Confira abaixo algumas dicas de trilheiros para não ser pego de surpresa:
 
Cuidado com os pés  
Gerente da loja de equipamentos Trilhas de Minas, Dante Anastasia, 44, recomenda o uso de bota impermeável (em média, R$ 250). “Elas protegem calcanhares de pedras e ataques de bichos”. Recomenda, ainda, que o calçado não seja usado pela primeira vez na trilha. “Tem que ir se adaptando”. Cuidados também para escolher meias. O ideal é que sejam térmicas e capazes de realizar controle de umidade (cerca de R$ 70). 
 
Protegendo a pele  
A calça deve ser de poliamida (preço médio de R$ 150). O tecido é de secagem rápida, leve e protege a epiderme dos raios UVs, explica Anastasia. Quanto à camisa, recomenda-se que seja de manga longa e proteja contra raios solares (aproximadamente, R$ 80). Se o percurso inclui temperaturas mais amenas – mas não rigorosamente frias –, vale usar jaquetas térmicas corta-vento (entre R$ 139 e R$ 299). Na cabeça, bandana com proteção UV (R$ 35, em média), boné legionário ou chapéu australiano (cerca de R$ 60). Filtro solar e repelente também são indispensáveis.
 
Mochila  
O ideal são as mochilas ataque, preferencialmente com proteção contra chuva. Para trilhas de um dia, as de 28 l são suficientes (entre R$ 175 e R$ 410).
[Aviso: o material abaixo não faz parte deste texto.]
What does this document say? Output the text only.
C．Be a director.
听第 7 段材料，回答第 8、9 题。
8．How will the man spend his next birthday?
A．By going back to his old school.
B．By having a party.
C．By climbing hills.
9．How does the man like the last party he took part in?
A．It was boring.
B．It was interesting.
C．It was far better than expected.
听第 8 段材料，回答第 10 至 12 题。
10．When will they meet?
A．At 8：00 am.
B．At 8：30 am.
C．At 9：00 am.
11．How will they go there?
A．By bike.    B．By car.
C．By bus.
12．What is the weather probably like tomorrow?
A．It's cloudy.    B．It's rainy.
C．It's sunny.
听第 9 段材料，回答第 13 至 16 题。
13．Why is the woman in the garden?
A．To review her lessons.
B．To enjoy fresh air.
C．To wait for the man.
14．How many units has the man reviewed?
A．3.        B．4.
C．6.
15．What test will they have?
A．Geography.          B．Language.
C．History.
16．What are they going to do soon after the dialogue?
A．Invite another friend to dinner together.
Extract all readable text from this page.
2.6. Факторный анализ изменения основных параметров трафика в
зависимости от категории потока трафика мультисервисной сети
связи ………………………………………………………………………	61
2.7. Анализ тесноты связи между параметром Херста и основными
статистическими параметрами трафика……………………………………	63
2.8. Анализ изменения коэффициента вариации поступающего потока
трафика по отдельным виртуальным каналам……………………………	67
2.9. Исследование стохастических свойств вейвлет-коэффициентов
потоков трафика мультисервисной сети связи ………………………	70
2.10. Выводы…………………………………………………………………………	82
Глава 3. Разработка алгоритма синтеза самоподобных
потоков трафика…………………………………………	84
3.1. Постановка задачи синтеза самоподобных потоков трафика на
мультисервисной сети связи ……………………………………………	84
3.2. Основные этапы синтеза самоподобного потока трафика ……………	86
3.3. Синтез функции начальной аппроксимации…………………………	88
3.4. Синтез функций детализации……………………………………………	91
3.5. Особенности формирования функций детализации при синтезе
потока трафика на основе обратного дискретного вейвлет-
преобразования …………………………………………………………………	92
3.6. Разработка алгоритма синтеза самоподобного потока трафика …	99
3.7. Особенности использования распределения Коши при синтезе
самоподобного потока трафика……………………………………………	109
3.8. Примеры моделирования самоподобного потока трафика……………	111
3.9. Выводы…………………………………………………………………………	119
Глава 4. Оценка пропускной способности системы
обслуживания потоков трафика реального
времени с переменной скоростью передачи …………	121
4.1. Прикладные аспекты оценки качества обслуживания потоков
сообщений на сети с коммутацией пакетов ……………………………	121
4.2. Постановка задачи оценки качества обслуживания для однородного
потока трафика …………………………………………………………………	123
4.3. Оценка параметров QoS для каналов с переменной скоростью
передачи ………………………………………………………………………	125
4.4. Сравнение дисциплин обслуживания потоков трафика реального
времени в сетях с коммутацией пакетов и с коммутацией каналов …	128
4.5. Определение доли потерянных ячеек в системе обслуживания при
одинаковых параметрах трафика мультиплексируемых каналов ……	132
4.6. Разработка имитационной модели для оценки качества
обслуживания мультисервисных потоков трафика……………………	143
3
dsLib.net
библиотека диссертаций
Anastasia lembra que é importante se informar antes de comprar. Uma economia impensada pode custar caro à aventura, assegura.
 
Hidratação constante
O trilheiro sugere o uso de refil de camelbak – que pode ser associado à mochila – para portar água. O reservatório com capacidade para 2 l custa entre R$ 59 e R$ 259. “Eu costumo sair com a água congelada, assim, vai descongelando durante o percurso e consigo tê-la gelada por oito horas”, aconselha. Com preço pouco superior a R$ 10, o purificador de água Clorin é sempre recomendado pelos profissionais. Vilar lembra que sempre leva o produto para trilhas maiores.
 
App
Normalmente, o trilheiro fica desconectado durante o percurso. Mas convém levar o smartphone, pois aplicativos de geolocalização, como o WikiLoc (indicado pelo trilheiro Paulo Tadeu), guardam mapas offline, evitando que o viajante se perca.
 
Nas trilhas longas
Para o trekking, é essencial levar itens como a barraca com proteção contra chuva (custa até R$ 500 para 1 pessoa); a lanterna de cabeça (entre R$ 40 e R$ 90); a mochila ataque deve ser de mais de 30 l, “mas que nunca deve pesar mais que 10% do peso de quem for carregá-la”, comenta Anastasia. Fogareiro (R$ 170), gás portátil (R$ 22) e jogo de panelas e talheres também são recomendados. Vale lembrar, “o critério é sempre menos peso e volume”, informa Anastasia.
 
Neste sentido, destaque para as toalhas super absorventes (cerca de R$ 35): eficientes na secagem, ocupam pouco espaço. Isolantes térmicos e sacos de dormir são indispensáveis. “É preciso ficar atento ao clima local. Já peguei sete graus negativos! Sem equipamento apropriado, teria tido hipotermia”, lembra Anastasia. Também para se proteger do frio, a jaqueta anarok 3 em 1 (entre R$ 510 e R$ 840) completa o vestuário.
 
Preparo
Além de equipamentos e indumentária, o trilheiro deve estar atento ao condicionamento físico. Exercícios de musculação, aeróbica, ciclismo e caminhadas ajudam na preparação. Ana Virgínia também lembra da importância do alongamento, que evita cansaço excessivo. “Neste sentido, a yoga me ajuda muito”, diz.